Southern League A Division champions
- Rangers

Southern League B Division champions
- Dundee

Victory Cup winners
- Rangers

Southern League Cup winners
- Aberdeen

B Division Supplementary Cup winners
- Airdrie

Junior Cup winners
- Fauldhouse United

= 1945–46 in Scottish football =

The 1945–46 season was the 73rd season of competitive football in Scotland and the seventh and final season of special wartime football during World War II.

==Overview==

Between 1939 and 1946 normal competitive football was suspended in Scotland. Many footballers signed up to fight in the war and as a result many teams were depleted, and fielded guest players instead.
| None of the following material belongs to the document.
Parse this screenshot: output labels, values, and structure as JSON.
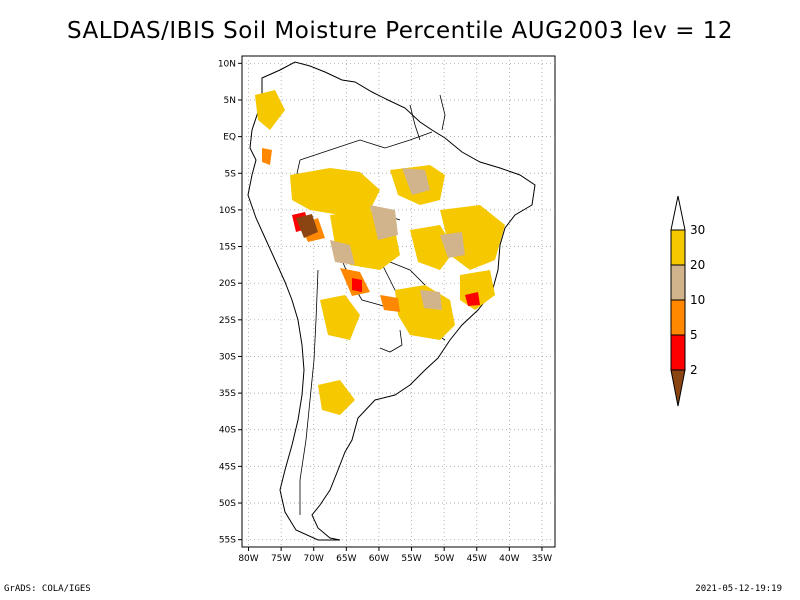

The Scottish Football League and Scottish Cup were suspended and in their place regional league competitions were set up. Appearances in these tournaments do not count in players' official records.

==Honours==
In contrast to previous wartime seasons a single league, the Southern League, operated for Scotland with two divisions (although its membership did not include all the pre-war Scottish league clubs). No country-wide cup competition took place, although a number of regional competitions continued including the Glasgow Cup, and a Southern League Cup was competed for, a competition which later formed the basis of the League Cup. In addition a Supplementary Cup was played for by B Division teams.

| Competition | Winner |
|---|---|
| Southern League 'A' | Rangers |
| Southern League 'B' | Dundee |
| Victory Cup | Rangers |
| Southern League Cup | Aberdeen |
| B Division Supplementary Cup | Airdrie |
| Aberdeenshire Cup | Buckie Thistle |
| East of Scotland Shield | Hearts |
| Fife Cup | East Fife |
| Forfarshire Cup | Dundee |
| Glasgow Cup | Queen's Park |
| Renfrewshire Cup | St Mirren |
| Southern Counties Cup | Nithsdale Wanderers |

==International==

In keeping with the other wartime seasons the Scotland national football team went on official hiatus, although unofficial games, appearances for which do not count towards the final caps totals of participants, continued.

Scotland faced England in one such match on 13 April 1946 at Hampden Park. In front of 139, 468 spectators Scotland won 1–0 with a Jimmy Delaney goal in what was dubbed a 'Victory International'. The Scotland line-up featured: Bobby Brown, Davie Shaw, Jock Shaw, Billy Campbell, Frank Brennan, Jackie Husband, Willie Waddell, Neil Dougall, Jimmy Delaney, George Hamilton, Billy Liddell.

A second game against England was also played at Maine Road, Manchester on 24 April 1946. This game was neither an official nor a victory international but rather was played as a fundraiser for the victims of the Burnden Park Disaster. A crowd of 70,000 witnessed a 2–2 draw with Willie Thornton scoring twice for Scotland. Their line-up featured: Willie Miller, Davie Shaw, Jock Shaw, Billy Campbell, Frank Brennan, Jackie Husband, Willie Waddell, Neil Dougall, Willie Thornton, George Hamilton, Billy Liddell.

For the first time since before the war Scotland also faced opposition other than England. On 23 January 1946 a crowd of 48,830 at Hampden saw Scotland draw 2–2 with Belgium, with Jimmy Delaney scoring both goals. The line-up was: Bobby Brown, Jimmy McGowan, Jock Shaw (captain), Jimmy Campbell, Andy Paton, George Paterson, Gordon Smith, Archibald Baird, Jimmy Delaney, Johnny Deakin, Jimmy Walker. Both the Scottish Football Association and the Royal Belgian Football Association afford this game full international status, although it is not recognised as such by FIFA.

In similar circumstances Scotland faced Switzerland at Hampden on 15 May 1946. In front of 111,899 fans Scotland won 3–1 with two from Liddell and one from Delaney. The line-up was: Bobby Brown, Davie Shaw, Jock Shaw, Billy Campbell, Frank Brennan, Jackie Husband, Willie Waddell, Willie Thornton, Jimmy Delaney, Tommy Walker, Billy Liddell.